Western Jackdaws – I am not an ornithologist so I am guessing what this species is. They look like shrunken crows and I found out that they are related to crows; they can also be as pesky as a Sea Gull. They are cute little things and you almost want to feed them but feeding wild animals is never a good idea because you don’t want any of them to become dependent on a human provided food supply. Unlike pigeons who stroll about and get underfoot, these little birds hop all over the pier looking for anything they can steal for a meal. I usually have a small supply of cut bait ready to go so I can get my line in the water right away after losing a piece of it to nibblers. I have taken to putting a cloth over these bits of bait just because of these birds. Unlike Sea Gulls they are so small and quick and there is no way you can monitor your bait to keep them from stealing it.
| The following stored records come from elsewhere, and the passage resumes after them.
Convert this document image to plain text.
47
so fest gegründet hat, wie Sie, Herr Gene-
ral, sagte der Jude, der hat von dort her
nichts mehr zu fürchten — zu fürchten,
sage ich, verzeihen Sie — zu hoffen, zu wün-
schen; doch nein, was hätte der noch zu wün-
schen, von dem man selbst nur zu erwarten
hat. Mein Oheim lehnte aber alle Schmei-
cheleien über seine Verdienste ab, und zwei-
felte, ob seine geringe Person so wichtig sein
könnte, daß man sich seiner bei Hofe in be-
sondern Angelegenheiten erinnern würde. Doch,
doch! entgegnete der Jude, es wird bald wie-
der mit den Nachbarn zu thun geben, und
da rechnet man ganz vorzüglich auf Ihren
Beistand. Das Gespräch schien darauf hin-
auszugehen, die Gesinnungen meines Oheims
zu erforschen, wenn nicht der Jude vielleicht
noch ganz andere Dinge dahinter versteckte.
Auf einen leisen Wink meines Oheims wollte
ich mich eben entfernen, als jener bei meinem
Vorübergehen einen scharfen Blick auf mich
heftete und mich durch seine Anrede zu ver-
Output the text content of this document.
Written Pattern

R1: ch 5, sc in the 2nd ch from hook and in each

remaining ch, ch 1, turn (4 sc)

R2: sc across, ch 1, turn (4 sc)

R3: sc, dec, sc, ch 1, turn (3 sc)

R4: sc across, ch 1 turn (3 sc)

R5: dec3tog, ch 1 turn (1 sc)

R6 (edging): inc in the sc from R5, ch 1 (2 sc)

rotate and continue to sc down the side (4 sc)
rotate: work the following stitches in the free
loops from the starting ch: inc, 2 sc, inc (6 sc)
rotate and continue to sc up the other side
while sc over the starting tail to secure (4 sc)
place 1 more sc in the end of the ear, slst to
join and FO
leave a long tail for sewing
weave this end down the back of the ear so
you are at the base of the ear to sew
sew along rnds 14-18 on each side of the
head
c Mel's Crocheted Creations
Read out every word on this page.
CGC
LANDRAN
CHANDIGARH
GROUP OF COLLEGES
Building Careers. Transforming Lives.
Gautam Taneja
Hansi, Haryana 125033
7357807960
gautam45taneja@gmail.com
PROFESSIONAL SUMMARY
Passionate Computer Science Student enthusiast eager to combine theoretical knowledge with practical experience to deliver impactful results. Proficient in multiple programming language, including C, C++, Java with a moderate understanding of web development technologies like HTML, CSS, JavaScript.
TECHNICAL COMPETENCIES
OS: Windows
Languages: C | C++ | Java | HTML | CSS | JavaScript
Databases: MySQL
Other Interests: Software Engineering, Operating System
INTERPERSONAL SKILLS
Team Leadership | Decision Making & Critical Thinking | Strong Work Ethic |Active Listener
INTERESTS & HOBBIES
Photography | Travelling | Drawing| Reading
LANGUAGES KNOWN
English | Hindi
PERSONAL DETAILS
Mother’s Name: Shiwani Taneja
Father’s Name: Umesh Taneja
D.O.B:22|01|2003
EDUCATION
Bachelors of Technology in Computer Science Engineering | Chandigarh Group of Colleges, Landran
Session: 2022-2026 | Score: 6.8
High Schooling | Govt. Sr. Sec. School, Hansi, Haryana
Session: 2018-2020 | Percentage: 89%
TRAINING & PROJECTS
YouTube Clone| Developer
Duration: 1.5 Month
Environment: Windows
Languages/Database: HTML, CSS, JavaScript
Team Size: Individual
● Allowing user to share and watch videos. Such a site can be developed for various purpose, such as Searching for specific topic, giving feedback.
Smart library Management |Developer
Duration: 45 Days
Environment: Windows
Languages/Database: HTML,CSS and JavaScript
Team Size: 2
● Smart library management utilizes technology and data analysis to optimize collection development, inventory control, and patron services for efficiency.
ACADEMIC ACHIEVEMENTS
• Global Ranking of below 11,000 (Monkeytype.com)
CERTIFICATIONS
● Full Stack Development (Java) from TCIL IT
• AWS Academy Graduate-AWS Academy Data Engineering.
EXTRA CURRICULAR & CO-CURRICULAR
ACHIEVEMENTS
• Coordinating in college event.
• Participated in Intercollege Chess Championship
Cormorants – These simply amazing birds “fly” underwater just a easily as they do while in the air. When they are around, you know there are fish around too. They can also very easily ruin a day of fishing. Unlike all the previous birds, you rarely see a Cormorant on the pier, they are birds of the water and that is where they prefer to be. The problem with them is they not only will try to steal your catch as you are reeling it in, they ALSO will go after your bait and if you use a drift line like I do, that can be a huge problem because the last thing you want to do is catch one of these birds. What’s more is that you don’t always see them when you cast out even if you are looking for them. They can be submerged, see your bait hit the water and be after it with astonishing speed. Last week there were several of them lurking about the pier I was on and no matter what I did, I could not dodge them. I finally gave up and went in early.